Il Pd si divide sul matrimonio gay


Durante l'assemblea nazionale del Pd, svoltasi a Roma, la sala è piombata nel caos non appena si sono toccati argomenti legati ai matrimoni gay e alle primarie.
Una quarantina di delegati, tra cui Paola Concia, Ivan Scalfarotto e Sandro Gozi, avevano chiesto il voto su un loro ordine del giorno con l'impegno a portare nel prossimo programma elettorale la proposta di estendere il matrimonio civile alle coppie omosessuali. Una richiesta che è stata ufficialmente rifiutata per motivazioni "tecniche", dato che in precedenza l'assemblea aveva già approvato un documento, elaborato dalla Commissione diritti presieduta da Rosi Bindi, dal titolo "Per una nuova cultura dei diritti".
Tanto è bastato scatenare scontri, caos e bagarre in salta.
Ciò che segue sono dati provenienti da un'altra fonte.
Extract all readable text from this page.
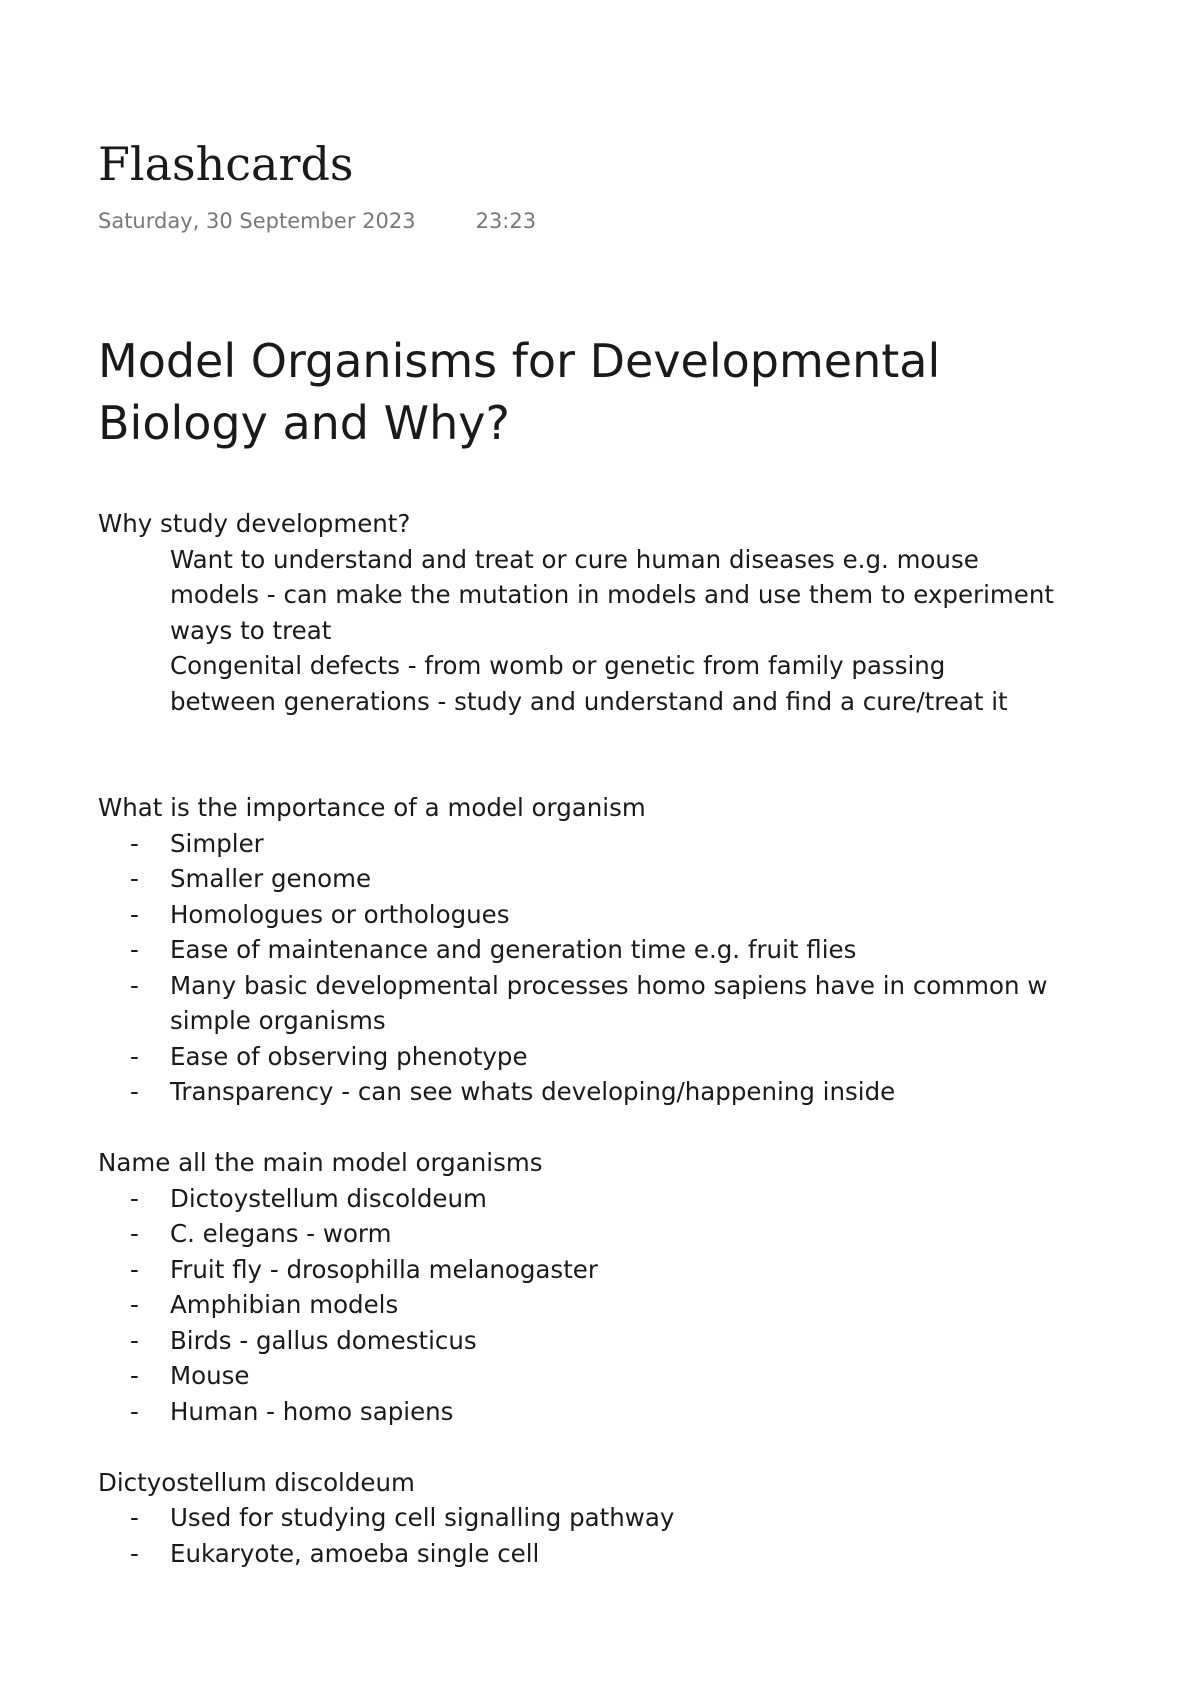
Flashcards
Saturday, 30 September 2023	23:23
Model Organisms for Developmental Biology and Why?

Why study development?

Want to understand and treat or cure human diseases e.g. mouse models - can make the mutation in models and use them to experiment ways to treat

Congenital defects - from womb or genetic from family passing between generations - study and understand and find a cure/treat it

What is the importance of a model organism

- Simpler
- Smaller genome
- Homologues or orthologues
- Ease of maintenance and generation time e.g. fruit flies
- Many basic developmental processes homo sapiens have in common w simple organisms
- Ease of observing phenotype
- Transparency - can see whats developing/happening inside

Name all the main model organisms

- Dictoystellum discoldeum
- C. elegans - worm
- Fruit fly - drosophilla melanogaster
- Amphibian models
- Birds - gallus domesticus
- Mouse
- Human - homo sapiens

Dictyostellum discoldeum

- Used for studying cell signalling pathway
- Eukaryote, amoeba single cell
Una confusione che ha reso necessario un ritorno sul palco di un infastidito Bersani che ha dichiarato: «Attenzione. Noi siamo il primo partito del Paese, dobbiamo dire con precisione all'Italia che cosa vogliamo, il Paese non è fatto delle beghe nostre. Non entro sulla questione di merito. Ma nel momento in cui per la prima volta il Partito democratico prende l'impegno a una regolamentazione giuridica delle unioni, vedo gente che dice vado via. Ma non l'ho sentito dire quanto così non era. Il sistema dei diritti evolve e non può essere affrontato se non si tiene conto dei passi fatti. Attenzione, il sistema dei diritti è un meccanismo in evoluzione che può anche essere interrotto se non si tiene conto dei fatti&araquo;.
Quel che traspare, però, è una grande confusione, con Dichiarazioni che vengono continuamente ritrattate ed una grande disponibilità a venire incontro al mondo cattolico (al punto da essere pronti addirittura a rispolverare i vecchi Dico), magari anche con un po' di paura nei confronti del preannunciato ritorno sulla scena politica di Silvio Berlusconi e del probabile appoggio che riscuoterebbe dai vescovi in caso di una lotta ai matrimoni gay.